Riding the motorcycles

Like a scaled down State Fair, it's been more than a local staple for more than a few local families, and much more than a few tourists, for as long as we can remember. When I was a kid the fair was made of adventure and romance, and fun beyond measure, now it's about watching my daughter burst with excitement and joy. I like to see people that I haven't seen in years, sometimes decades, and I like how everything reminds me of growing up in the country, with horses in our pasture, and endless fields for miles...with neighbors who knew your name even if you didn't know theirs. It reminds me of my Grandmother...little Gramma Fufu...and my Grandfather...Pink Floyd, and it reassures me that no matter how much my life has changed, and how remote those days seem, we have foundations that  make us who we are.
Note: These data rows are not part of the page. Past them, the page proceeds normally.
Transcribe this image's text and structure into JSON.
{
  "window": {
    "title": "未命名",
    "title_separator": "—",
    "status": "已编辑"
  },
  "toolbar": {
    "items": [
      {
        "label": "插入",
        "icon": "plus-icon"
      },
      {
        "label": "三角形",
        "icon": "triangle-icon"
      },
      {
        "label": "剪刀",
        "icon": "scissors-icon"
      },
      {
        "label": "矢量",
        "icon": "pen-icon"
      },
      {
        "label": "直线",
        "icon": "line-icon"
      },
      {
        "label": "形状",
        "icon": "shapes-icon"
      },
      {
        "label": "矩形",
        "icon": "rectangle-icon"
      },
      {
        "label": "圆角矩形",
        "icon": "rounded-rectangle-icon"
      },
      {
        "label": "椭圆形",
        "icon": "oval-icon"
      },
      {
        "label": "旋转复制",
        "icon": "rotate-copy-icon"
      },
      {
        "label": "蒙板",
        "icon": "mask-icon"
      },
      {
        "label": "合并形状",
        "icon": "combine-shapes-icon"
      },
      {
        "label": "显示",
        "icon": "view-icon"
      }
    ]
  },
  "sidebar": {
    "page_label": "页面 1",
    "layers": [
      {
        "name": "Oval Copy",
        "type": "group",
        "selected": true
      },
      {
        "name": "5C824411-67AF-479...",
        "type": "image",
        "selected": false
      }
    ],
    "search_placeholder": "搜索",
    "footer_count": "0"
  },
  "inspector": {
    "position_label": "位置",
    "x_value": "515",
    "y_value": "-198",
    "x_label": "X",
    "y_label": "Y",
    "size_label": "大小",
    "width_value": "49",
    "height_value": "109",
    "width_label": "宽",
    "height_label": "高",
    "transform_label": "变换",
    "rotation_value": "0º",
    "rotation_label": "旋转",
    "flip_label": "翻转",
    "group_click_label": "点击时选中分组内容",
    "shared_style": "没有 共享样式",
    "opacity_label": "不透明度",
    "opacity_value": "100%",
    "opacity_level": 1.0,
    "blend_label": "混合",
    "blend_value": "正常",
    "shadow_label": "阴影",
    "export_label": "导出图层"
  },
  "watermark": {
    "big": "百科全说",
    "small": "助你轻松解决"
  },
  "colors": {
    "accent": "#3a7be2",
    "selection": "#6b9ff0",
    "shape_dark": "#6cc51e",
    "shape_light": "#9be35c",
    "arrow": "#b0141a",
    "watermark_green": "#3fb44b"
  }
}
I grew up on a dirt road near the river, next to a tile factory surrounded by corn and tomatoes...with a pasture full of boarded Standard bred horses, and the occasional calf. I played in my grandparents barn, and went for wagon rides behind heavy horses that seemed like ancient giants.  My Uncle staked his livelihood on the fortunes of a single Champion Quarter Horse named Eternal Sun, and his daughter, Colleen, rode that same horse's bloodline into a quiet family pride in fairs and exhibitions just like this one.  The first money I ever earned was from mucking out stalls, and filling the water troughs of horses that we were forbidden to ride, but did.  The endless fields and farms that surrounded my childhood were a playground unrivaled, and laid a foundation of daydreaming and adventure that would last a lifetime.  Sure, we once packed up our lives and moved to Brooklyn, New York, and Manhattan was where we were married, but at one time such things were impossible daydreams...small county fairs were the height of romance and adventure for me for big chunks of my life. Make no mistake, I live a life a long way away from the farms and fields of my youth, but at one time it was what defined me.

These days the Fair is less about adventure and more about nostalgia, but I'm always aware that my daughter might see it differently, and by the look in her eyes all weekend long, I'd say those wide eyes look awfully familiar.